The breach report originates from BeyondTrust, a service provider for Okta that says it noticed the intrusion within half an hour of it happening (as the hacker tried to leverage it to gain administrator access to their own systems, falling short due to the company’s internal security policies). BeyondTrust reports that the attacker captured a session cookie that was uploaded to the Okta support environment, providing it with administrator-level access to downstream customer environments.
Okta security breach: Support files exposed, attackers may have breached customer accounts
The breach window runs from October 2 to somewhere around October 13-19, going by information provided by BeyondTrust. The company notified the Okta support desk shortly after it began, then requested an escalation to Okta security the following day (October 3) after an insufficient response.
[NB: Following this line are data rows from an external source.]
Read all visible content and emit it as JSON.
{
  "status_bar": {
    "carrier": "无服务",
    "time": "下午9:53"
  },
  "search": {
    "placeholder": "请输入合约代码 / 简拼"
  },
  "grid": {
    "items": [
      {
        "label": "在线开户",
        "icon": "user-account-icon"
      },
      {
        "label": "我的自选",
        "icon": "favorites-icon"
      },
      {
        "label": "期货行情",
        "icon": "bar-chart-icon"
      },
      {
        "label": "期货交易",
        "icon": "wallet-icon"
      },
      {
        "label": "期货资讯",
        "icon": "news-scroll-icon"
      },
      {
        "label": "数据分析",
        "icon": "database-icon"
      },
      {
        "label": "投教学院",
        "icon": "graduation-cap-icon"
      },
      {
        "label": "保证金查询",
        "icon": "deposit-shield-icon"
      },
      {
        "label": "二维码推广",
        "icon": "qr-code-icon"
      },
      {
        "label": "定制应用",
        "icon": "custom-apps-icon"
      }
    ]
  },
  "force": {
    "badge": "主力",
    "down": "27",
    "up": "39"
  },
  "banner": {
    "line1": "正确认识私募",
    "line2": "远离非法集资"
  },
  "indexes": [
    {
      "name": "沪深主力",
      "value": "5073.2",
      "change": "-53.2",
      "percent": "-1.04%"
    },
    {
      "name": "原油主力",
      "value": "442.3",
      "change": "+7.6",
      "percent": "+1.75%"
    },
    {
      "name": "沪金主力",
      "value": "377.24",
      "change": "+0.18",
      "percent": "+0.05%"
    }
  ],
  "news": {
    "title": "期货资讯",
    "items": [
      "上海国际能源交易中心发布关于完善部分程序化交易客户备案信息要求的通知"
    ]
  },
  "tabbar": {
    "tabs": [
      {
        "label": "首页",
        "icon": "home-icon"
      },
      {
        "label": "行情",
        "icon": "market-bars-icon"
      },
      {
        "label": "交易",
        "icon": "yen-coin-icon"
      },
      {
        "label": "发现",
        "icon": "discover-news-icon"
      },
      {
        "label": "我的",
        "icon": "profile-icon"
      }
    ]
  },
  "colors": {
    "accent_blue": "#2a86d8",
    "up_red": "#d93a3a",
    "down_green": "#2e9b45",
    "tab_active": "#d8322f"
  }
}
It was not until October 11 that BeyondTrust reports holding a two-day series of meetings with Okta security over Zoom, finally ending with an acknowledgement of a security breach (that was disclosed to the public on October 20).
It should be noted that the Okta support environment is segmented, and the case management system is the only part that was impacted in this security breach (a separate case management system for Auth0/CIC and its production service are not known to be impacted). However, at minimum, customers may have had files they uploaded to Okta support exposed to the hackers.
As BeyondTrust notes, the attackers also attempted to probe further into customer environments; Okta has not said how many were compromised but characterized it as a “very small number” and says it has contacted each individually at this point. Thus far, the only big name to report a security breach is Cloudflare, which said that it saw an attempt on its environment from a rogue Okta support account on October 18 that compromised two employee accounts but caused only “minimal damage.”
BeyondTrust provides blueprint for stopping similar future breaches
BeyondTrust’s response demonstrates how a client can shut down a rogue administrator account coming from the Okta support environment, but it involves being on top of custom policies and quickly noticing anomalous behavior.
The security firm implemented a custom policy configuration for admin console access that, among other things, required Okta Verify to be present on a managed device. This is not a complete shield as the attacker was able to instead leverage the stolen cookie session to authenticate admin API actions, but this was limited to creating a user account meant for backdoor access that was quickly noticed and disabled by security staff before the security breach could move any further forward.
Other suggestions from the security firm include using Okta global session policies to require users to have MFA enabled for each login, and shortening Okta session length to more quickly neutralize a stolen cookie.